Friday, December 18, 2009

Death Mill Mansion - Will Hartzell-Baird

This review comes from our awesome guest reviewer and my friend Daniel Nighting, now father of TWO children (one of them a new-born baby girl). I can't believe he managed to actually read a book, let alone review it, on the 30 minutes of sleep a night he is likely getting.

Summary: A dark and stormy night...
As has been documented in any number of movies and books, there is a particular class of mansion that, through some indescribable means, bestows unanticipated engine/tire difficulty upon passing cars, forcing the unsuspecting occupants to knock on the door, asking to use the phone, never to be seen or heard from again. Countless motorists have been lost to these devious abodes, as well as to the mysterious mansion's close relatives, the darkened gas station and the eerily silent farm community looming unassumingly in the distance. Coincidentally, on a dark, stormy night while driving on an unfamiliar country road, Robbie inexplicably experiences car trouble... (summary from the book - image from www.hartzellbaird.com)
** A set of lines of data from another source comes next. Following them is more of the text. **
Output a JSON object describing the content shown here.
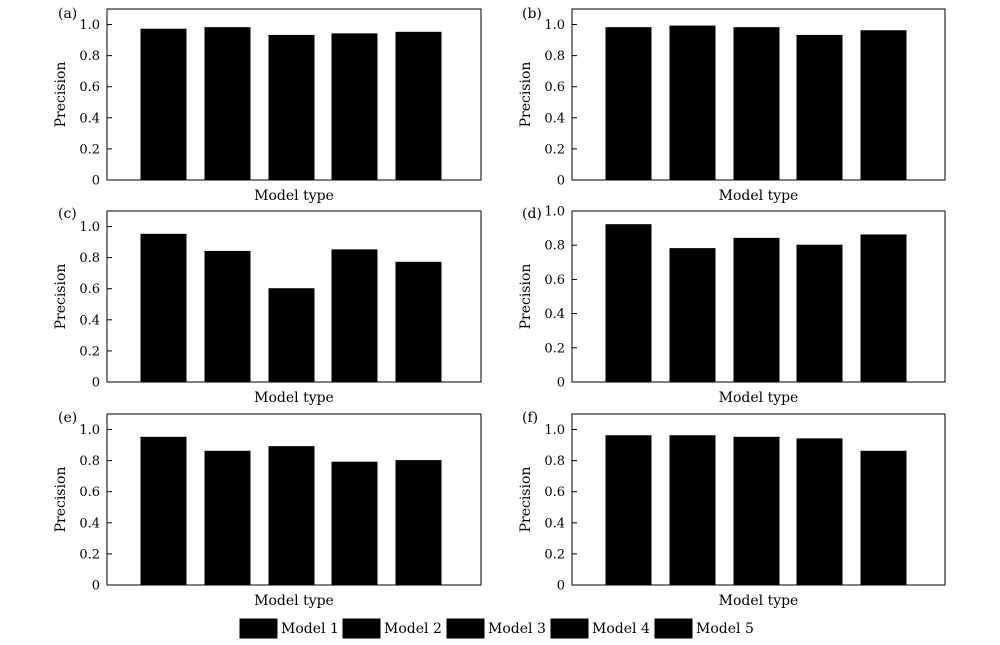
{
  "chart_data": [
    {
      "panel": "(a)",
      "type": "bar",
      "categories": [
        "Model 1",
        "Model 2",
        "Model 3",
        "Model 4",
        "Model 5"
      ],
      "values": [
        0.97,
        0.98,
        0.93,
        0.94,
        0.95
      ],
      "xlabel": "Model type",
      "ylabel": "Precision",
      "ylim": [
        0,
        1.1
      ],
      "yticks": [
        "0",
        "0.2",
        "0.4",
        "0.6",
        "0.8",
        "1.0"
      ]
    },
    {
      "panel": "(b)",
      "type": "bar",
      "categories": [
        "Model 1",
        "Model 2",
        "Model 3",
        "Model 4",
        "Model 5"
      ],
      "values": [
        0.98,
        0.99,
        0.98,
        0.93,
        0.96
      ],
      "xlabel": "Model type",
      "ylabel": "Precision",
      "ylim": [
        0,
        1.1
      ],
      "yticks": [
        "0",
        "0.2",
        "0.4",
        "0.6",
        "0.8",
        "1.0"
      ]
    },
    {
      "panel": "(c)",
      "type": "bar",
      "categories": [
        "Model 1",
        "Model 2",
        "Model 3",
        "Model 4",
        "Model 5"
      ],
      "values": [
        0.95,
        0.84,
        0.6,
        0.85,
        0.77
      ],
      "xlabel": "Model type",
      "ylabel": "Precision",
      "ylim": [
        0,
        1.1
      ],
      "yticks": [
        "0",
        "0.2",
        "0.4",
        "0.6",
        "0.8",
        "1.0"
      ]
    },
    {
      "panel": "(d)",
      "type": "bar",
      "categories": [
        "Model 1",
        "Model 2",
        "Model 3",
        "Model 4",
        "Model 5"
      ],
      "values": [
        0.92,
        0.78,
        0.84,
        0.8,
        0.86
      ],
      "xlabel": "Model type",
      "ylabel": "Precision",
      "ylim": [
        0,
        1.0
      ],
      "yticks": [
        "0",
        "0.2",
        "0.4",
        "0.6",
        "0.8",
        "1.0"
      ]
    },
    {
      "panel": "(e)",
      "type": "bar",
      "categories": [
        "Model 1",
        "Model 2",
        "Model 3",
        "Model 4",
        "Model 5"
      ],
      "values": [
        0.95,
        0.86,
        0.89,
        0.79,
        0.8
      ],
      "xlabel": "Model type",
      "ylabel": "Precision",
      "ylim": [
        0,
        1.1
      ],
      "yticks": [
        "0",
        "0.2",
        "0.4",
        "0.6",
        "0.8",
        "1.0"
      ]
    },
    {
      "panel": "(f)",
      "type": "bar",
      "categories": [
        "Model 1",
        "Model 2",
        "Model 3",
        "Model 4",
        "Model 5"
      ],
      "values": [
        0.96,
        0.96,
        0.95,
        0.94,
        0.86
      ],
      "xlabel": "Model type",
      "ylabel": "Precision",
      "ylim": [
        0,
        1.1
      ],
      "yticks": [
        "0",
        "0.2",
        "0.4",
        "0.6",
        "0.8",
        "1.0"
      ]
    }
  ],
  "legend": {
    "position": "bottom-center",
    "entries": [
      "Model 1",
      "Model 2",
      "Model 3",
      "Model 4",
      "Model 5"
    ]
  }
}
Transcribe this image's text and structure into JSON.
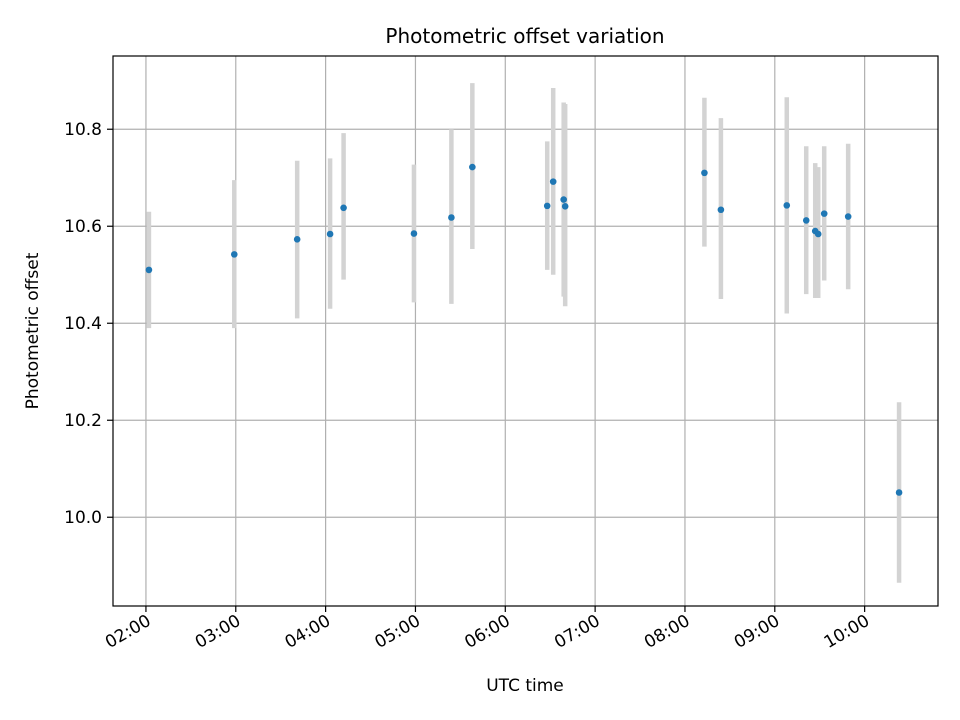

My Review: Few authors would like to hear their work described as being patched together from cliches and stock characters. Will Hartzell-Baird, I suspect, is one of those few. Like a sort of literary Frankenstein's monster (who, incidentally, appears in the book, along with werewolves, vampires, serial killers, mad scientists, deranged robots, and... well, pretty much everybody), Death Mill Mansion is sewn together from the hackneyed corpses of every B-movie and pulp thriller ever made.

...and like Frankenstein's monster, it's alive! ALIVE! With wry wit and keen eye for absurdity, this book breathes life into the stale tropes of the sci-fi and horror genres, deconstructing them, turning them inside-out, and piling weirdness on weirdness until the reader is sucked into an alternate dimension, the plaything of the author's warped imagination. What's more, the book does so while dancing blithely over a morass of potential plot holes, inconsistencies, and paradoxes without once falling in.*

The only failing of Death Mill Mansion, as far as I'm concerned, is the complete lack of any law-related humor.** On occasion, Hartzell-Baird seems to get carried away with a scene and lose track of the plot, but he always manages to find a bizarre new crisis (rather, a new twist to the ongoing crisis that is the plot) before the reader has a chance to lose interest. This book was so well paced that it took the birth of my new daughter to make me put it down.

*And it has footnotes, too! More novels should have footnotes.
**Read the book.

My Rating: 5 stars. An excellent book for when your reality is just too boring.

Sum it up: In some parallel universe--one with far more zombies--this is comic Shakespeare.